Perhaps in reality the real spiv was closer to the criminal and sociopath Pinkie Brown in Brighton Rock Graham Greene’s pre-war novel of Brighton gangland, and the black marketeer Harry Lime in The Third Man in the 1949 Carol Reed film. Vicious, selfish and violent, these characters represented the dark side of the spiv. As the war broke out in 1939 and bombs brought chaos to London the light fingered saw an opportunity to relieve bombed homes and shops of their goods. With shortages both during and after the war criminals quickly filled the market selling anything from petticoats to petrol, and with fewer police and the blackout, crime soared. Despite the threat of £500 fines and prison sentences this new class of businessmen graduated from selling excess clothing coupons to clearing out entire warehouses at the point of a gun and formed the nucleus of the crime gangs of the 1950s.

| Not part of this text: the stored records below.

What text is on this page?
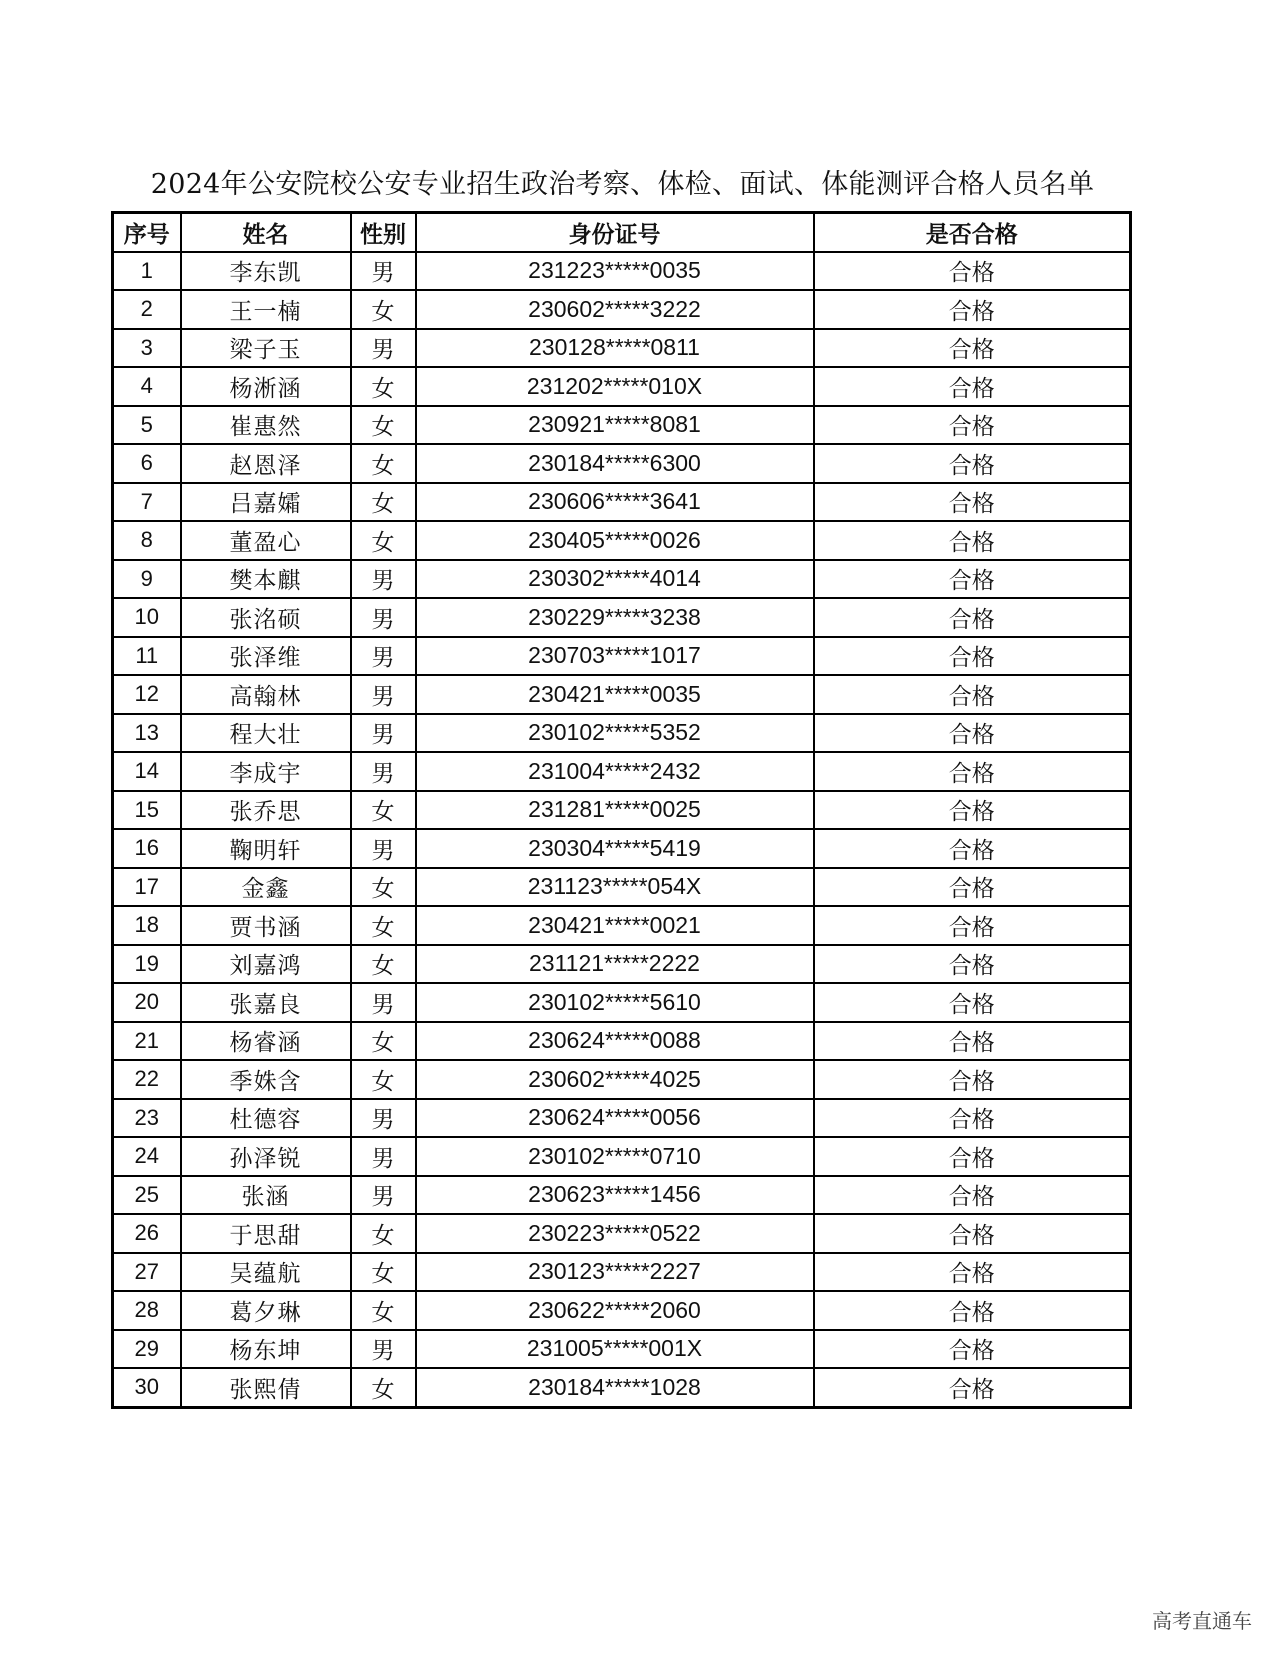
2024年公安院校公安专业招生政治考察、体检、面试、体能测评合格人员名单
序号	姓名	性别	身份证号	是否合格
1	李东凯	男	231223*****0035	合格
2	王一楠	女	230602*****3222	合格
3	梁子玉	男	230128*****0811	合格
4	杨淅涵	女	231202*****010X	合格
5	崔惠然	女	230921*****8081	合格
6	赵恩泽	女	230184*****6300	合格
7	吕嘉孀	女	230606*****3641	合格
8	董盈心	女	230405*****0026	合格
9	樊本麒	男	230302*****4014	合格
10	张洺硕	男	230229*****3238	合格
11	张泽维	男	230703*****1017	合格
12	高翰林	男	230421*****0035	合格
13	程大壮	男	230102*****5352	合格
14	李成宇	男	231004*****2432	合格
15	张乔思	女	231281*****0025	合格
16	鞠明轩	男	230304*****5419	合格
17	金鑫	女	231123*****054X	合格
18	贾书涵	女	230421*****0021	合格
19	刘嘉鸿	女	231121*****2222	合格
20	张嘉良	男	230102*****5610	合格
21	杨睿涵	女	230624*****0088	合格
22	季姝含	女	230602*****4025	合格
23	杜德容	男	230624*****0056	合格
24	孙泽锐	男	230102*****0710	合格
25	张涵	男	230623*****1456	合格
26	于思甜	女	230223*****0522	合格
27	吴蕴航	女	230123*****2227	合格
28	葛夕琳	女	230622*****2060	合格
29	杨东坤	男	231005*****001X	合格
30	张熙倩	女	230184*****1028	合格
高考直通车
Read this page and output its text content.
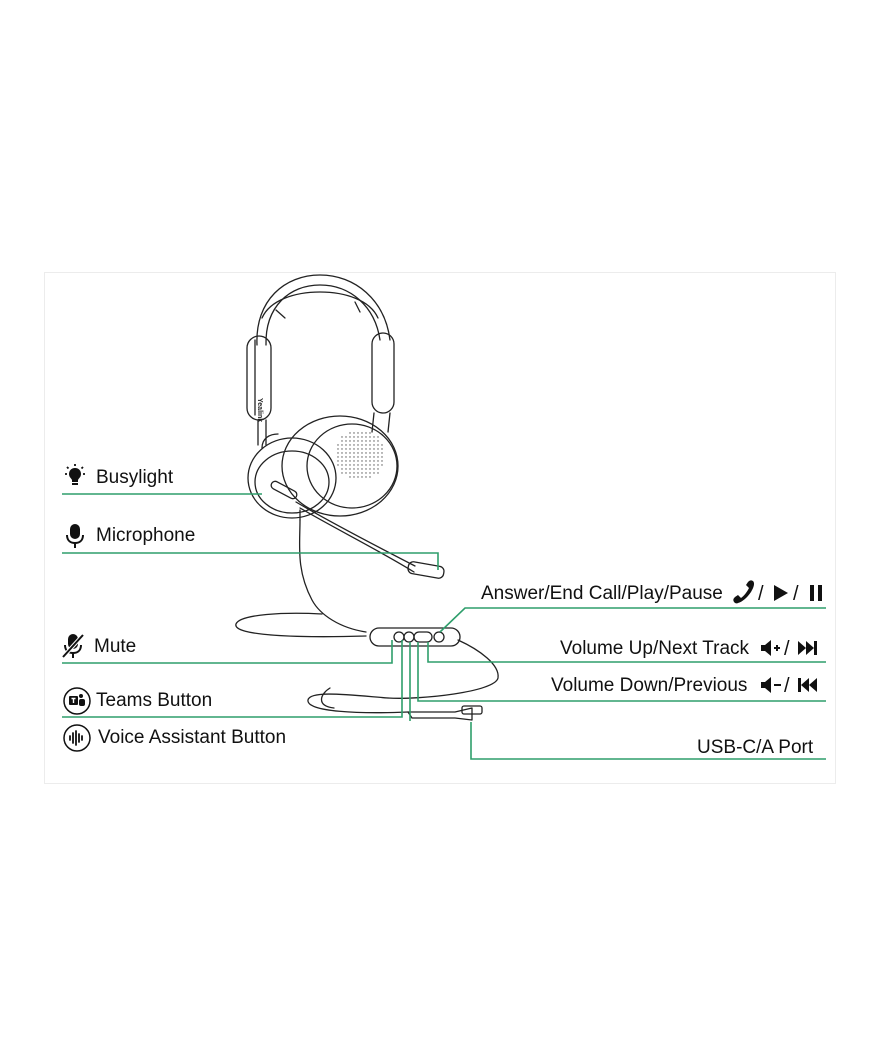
Yealink
Busylight
Microphone
Mute
Teams Button
Voice Assistant Button
Answer/End Call/Play/Pause / /
Volume Up/Next Track /
Volume Down/Previous /
USB-C/A Port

Writing in The Guardian in 2010 Duncan Campbell wrote about Billy Hill, a dapper gangster from Seven Dials in London who would emerge from the war as the leading figure in the capital’s underworld. Campbell wrote: “He immediately appreciated what a fabulous opportunity the war presented. ‘I don’t pretend to be a King and country man, but I must say I did put my name down to serve and until they came to get me I was making the most out of a situation,’ said Hill in his ghosted autobiography, Boss of Britain’s Underworld, published in 1955. ‘So that big, wide, handsome and, oh, so profitable black market walked into our ever open arms. Some day someone should write a treatise on Britain’s wartime black market. It was the most fantastic side of civilian life in wartime. Make no mistake. It cost Britain millions of pounds. I didn’t merely make use of the black market. I fed it.’” It’s a telling anecdote from a man who went on organise bank robberies and bullion heists and to be mentor to the Kray twins.
These real life spivs were a long way from Private Walker and his pork chops destined for Captain Mainwaring’s dinner table in Dad’s Army, or indeed my illicit bottles of Scotch or black market nylons offered to the citizens of Axbridge.